L’embryon peut-il être un matériau de recherche ?

Publié le 21 Nov, 2006

Le quotidien La Croix consacre son dossier "Sciences et éthique" à la recherche sur l’embryon.

Pour la journaliste Marianne Gomez de La Croix, les cellules souches embryonnaires "pourraient aussi déboucher plus tôt que prévu sur le traitement de maladies graves". Elle s’appuie sur les déclarations du Pr Marc Peschanski, mis à l’honneur dans ce dossier, qui travaille sur un projet de thérapie de la maladie de Huntington à partir de cellules souches embryonnaires. Depuis 2003, le Pr Peschanski travaille en collaboration avec l’AFM et en 2004 s’est installé avec son équipe au Généthon d’Ivry pour encadrer l’Institut I-Stem. Focalisés sur la recherche sur les cellules souches embryonnaires, les chercheurs d’I-Stem ne travaillent pas sur les cellules souches adultes. Le chercheur Anselme Perrier explique : "la question ne se pose pas. Nous, les chercheurs, nous sommes pragmatiques. Or autant l’on sait que la piste des cellules souches embryonnaires est valide, car on dispose d’une pile de travaux scientifiques sur la question, autant il n’y a presque rien sur les cellules adultes".

Pour un certain nombre d’observateurs, le principe de la recherche sur l’embryon est incompatible avec les principes éthiques fondateurs, notamment celui de la dignité de la personne humaine.

Mireille Delmas-Marty, professeur au Collège de France, explique que le principe de la dignité repose sur "la connaissance d’une valeur (…) qui exclut toute instrumentalisation de l’être humain", et de ce fait de l’embryon humain.

Bertrand Mathieu, professeur de droit à Paris I, montre que, jusqu’à maintenant, le législateur a réaffirmé les principes éthiques tout en proposant des dérogations.

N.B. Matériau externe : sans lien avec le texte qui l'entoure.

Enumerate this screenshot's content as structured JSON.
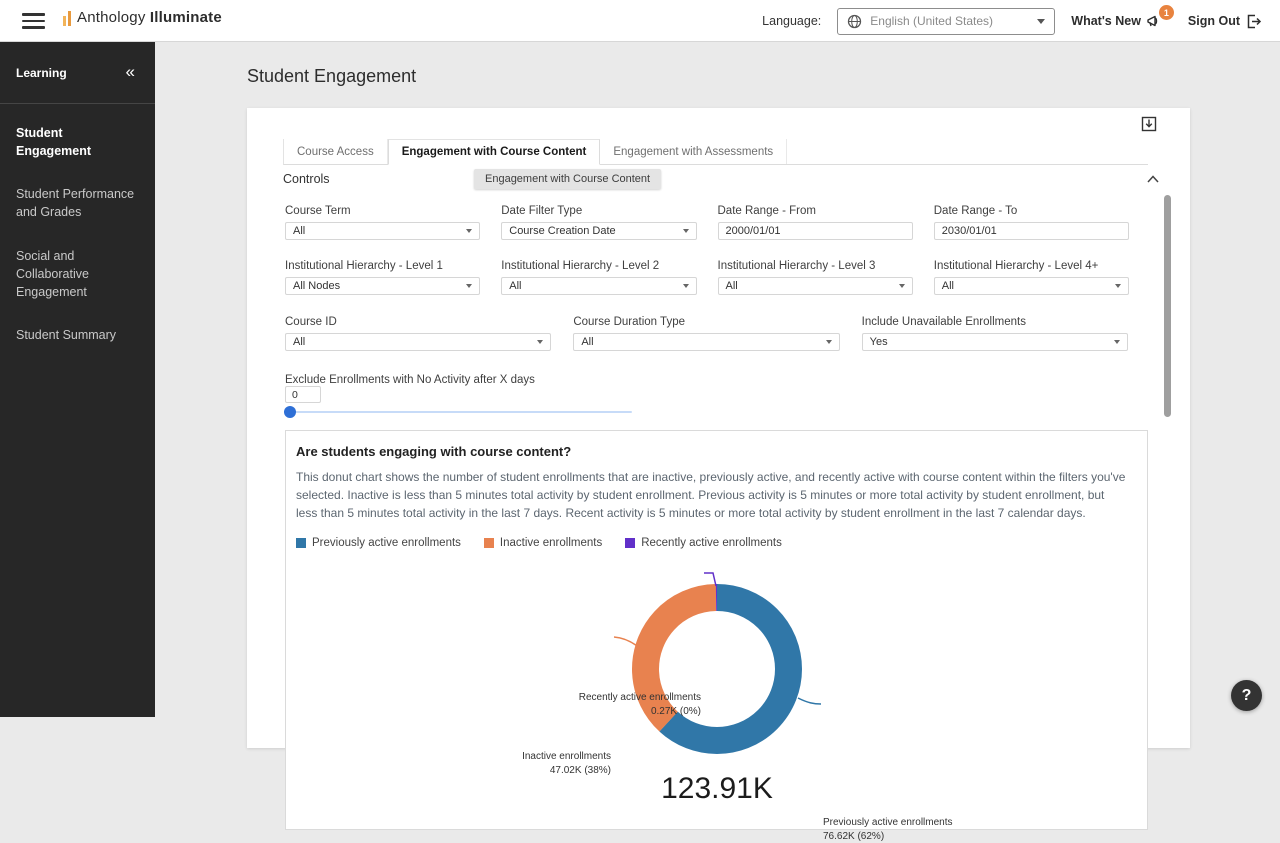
{
  "topbar": {
    "brand_regular": "Anthology",
    "brand_bold": "Illuminate",
    "language_label": "Language:",
    "language_value": "English (United States)",
    "whats_new_label": "What's New",
    "whats_new_badge": "1",
    "sign_out_label": "Sign Out"
  },
  "sidebar": {
    "header": "Learning",
    "collapse_icon": "«",
    "items": [
      {
        "label": "Student Engagement",
        "active": true
      },
      {
        "label": "Student Performance and Grades",
        "active": false
      },
      {
        "label": "Social and Collaborative Engagement",
        "active": false
      },
      {
        "label": "Student Summary",
        "active": false
      }
    ]
  },
  "page": {
    "title": "Student Engagement"
  },
  "tabs": [
    {
      "label": "Course Access",
      "active": false
    },
    {
      "label": "Engagement with Course Content",
      "active": true
    },
    {
      "label": "Engagement with Assessments",
      "active": false
    }
  ],
  "controls": {
    "title": "Controls",
    "tooltip": "Engagement with Course Content",
    "row1": [
      {
        "label": "Course Term",
        "value": "All"
      },
      {
        "label": "Date Filter Type",
        "value": "Course Creation Date"
      },
      {
        "label": "Date Range - From",
        "value": "2000/01/01"
      },
      {
        "label": "Date Range - To",
        "value": "2030/01/01"
      }
    ],
    "row2": [
      {
        "label": "Institutional Hierarchy - Level 1",
        "value": "All Nodes"
      },
      {
        "label": "Institutional Hierarchy - Level 2",
        "value": "All"
      },
      {
        "label": "Institutional Hierarchy - Level 3",
        "value": "All"
      },
      {
        "label": "Institutional Hierarchy - Level 4+",
        "value": "All"
      }
    ],
    "row3": [
      {
        "label": "Course ID",
        "value": "All"
      },
      {
        "label": "Course Duration Type",
        "value": "All"
      },
      {
        "label": "Include Unavailable Enrollments",
        "value": "Yes"
      }
    ],
    "slider": {
      "label": "Exclude Enrollments with No Activity after X days",
      "value": "0"
    }
  },
  "chart_section": {
    "question": "Are students engaging with course content?",
    "description": "This donut chart shows the number of student enrollments that are inactive, previously active, and recently active with course content within the filters you've selected. Inactive is less than 5 minutes total activity by student enrollment. Previous activity is 5 minutes or more total activity by student enrollment, but less than 5 minutes total activity in the last 7 days. Recent activity is 5 minutes or more total activity by student enrollment in the last 7 calendar days."
  },
  "chart_data": {
    "type": "pie",
    "subtype": "donut",
    "title": "Are students engaging with course content?",
    "categories": [
      "Previously active enrollments",
      "Inactive enrollments",
      "Recently active enrollments"
    ],
    "values": [
      76620,
      47020,
      270
    ],
    "value_labels": [
      "76.62K (62%)",
      "47.02K (38%)",
      "0.27K (0%)"
    ],
    "percentages": [
      62,
      38,
      0
    ],
    "center_label": "123.91K",
    "colors": [
      "#3077a8",
      "#e8824f",
      "#6130c9"
    ],
    "start_angle_deg": -90,
    "direction": "clockwise",
    "donut_hole_ratio": 0.68,
    "legend_position": "top-left"
  },
  "help": {
    "label": "?"
  }
}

Il remarque qu’"aujourd’hui, la dérogation s’étend au point de devenir la règle ! Cela pose la question de savoir si l’on veut rompre avec nos principes et considérer que l’embryon est un pur matériau".

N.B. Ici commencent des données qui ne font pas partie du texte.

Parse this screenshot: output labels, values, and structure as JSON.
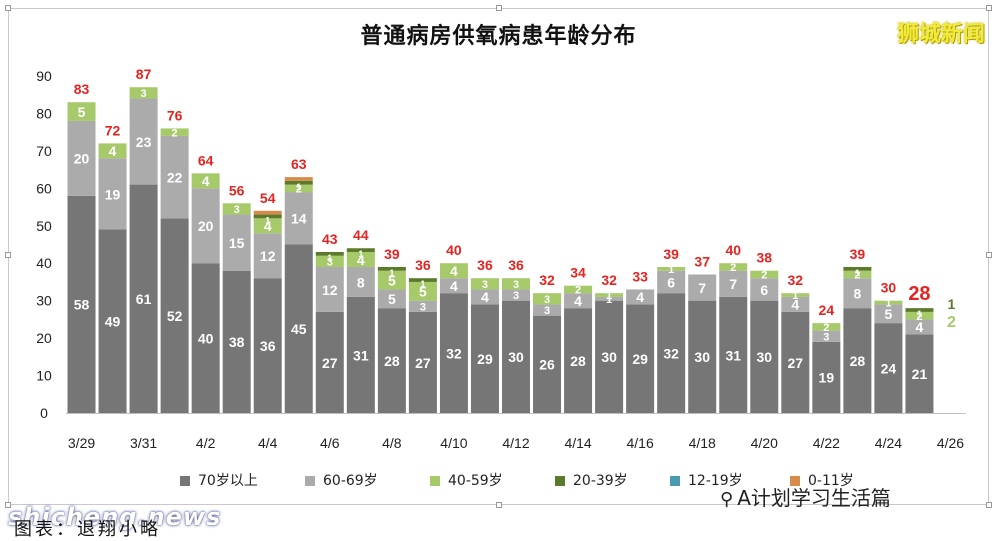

Valérie Pecresse, député UMP des Yvelines, rapporteur de la loi de bioéthique, estime que "le principe de dignité doit être soumis à interprétation, comme tous les principes, et être confronté aux réalités de la société dans laquelle on vit. Il doit se comprendre au regard d’autres impératifs, comme l’intérêt général". Pour Valérie Pecresse, l’enjeu est : "un agrégat de cellules" peut-il être utilisé au "bénéfice de la santé" ?

Claude Sureau, gynécologue, président honoraire de l’Académie de médecine, reconnaît à l’embryon un "caractère indéniablement humain" mais considère que si "l’embryon a un droit à l’existence", "ce droit n’est pas absolu. Il passe après, par exemple, le bien-être de l’humanité". Claude Sureau, pour qui le principe de dignité doit être mis en balance avec celui de la compassion, est, de ce fait, favorable au clonage thérapeutique.

Catherine Labrusse-Riou, professeur de droit à Paris I, sonne le signal d’alarme sur le "processus de production de l’humain" que notre société est en train de mettre en œuvre. Elle prévient : "il s’agit d’une rupture profonde aux conséquences incalculables. Car si l’on est produit, on n’est plus libre, et la vie devra alors se justifier par la qualité qu’elle présente. C’est très grave".

Mgr Pierre d’Ornellas, évêque coadjuteur de Rennes, rappelle que l’Eglise approuve la recherche sur l’embryon à des fins thérapeutiques pour l’embryon lui-même et défend la dignité des plus petits, "si impuissants devant l’apparence toute-puissance de la science". Notre devoir d’homme est de respecter l’embryon "comme une personne dès le premier instant de son existence" (Donum Vitae). Mgr d’Ornellas rappelle que ce devoir s’impose en particulier aux scientifiques : "Tous ont été des embryons. Ils reconnaissent qu’il eut été criminel de faire des recherches sur eux en menaçant leur intégrité ou leur vie, et remercient ceux qui ont agi avec humanité à leur égard quand ils étaient ces plus fragiles". Mgr d’Ornellas poursuit : "que chacun se souvenant de ce qu’il a été, soit frère en humanité des plus fragiles, les embryons" quelque soit leur mode de conception. Il considère que c’est notre part d’inhumain qui nous conduit à détruire l’embryon, "le plus fragile des humains". Enfin, il conclut : "notre extraordinaire connaissance de l’embryon est un appel : apprenons à vivre avec pleine humanité ! L’embryon, présent au milieu de nous, est un cri lancé à nos sociétés pour qu’elles soient plus humaines".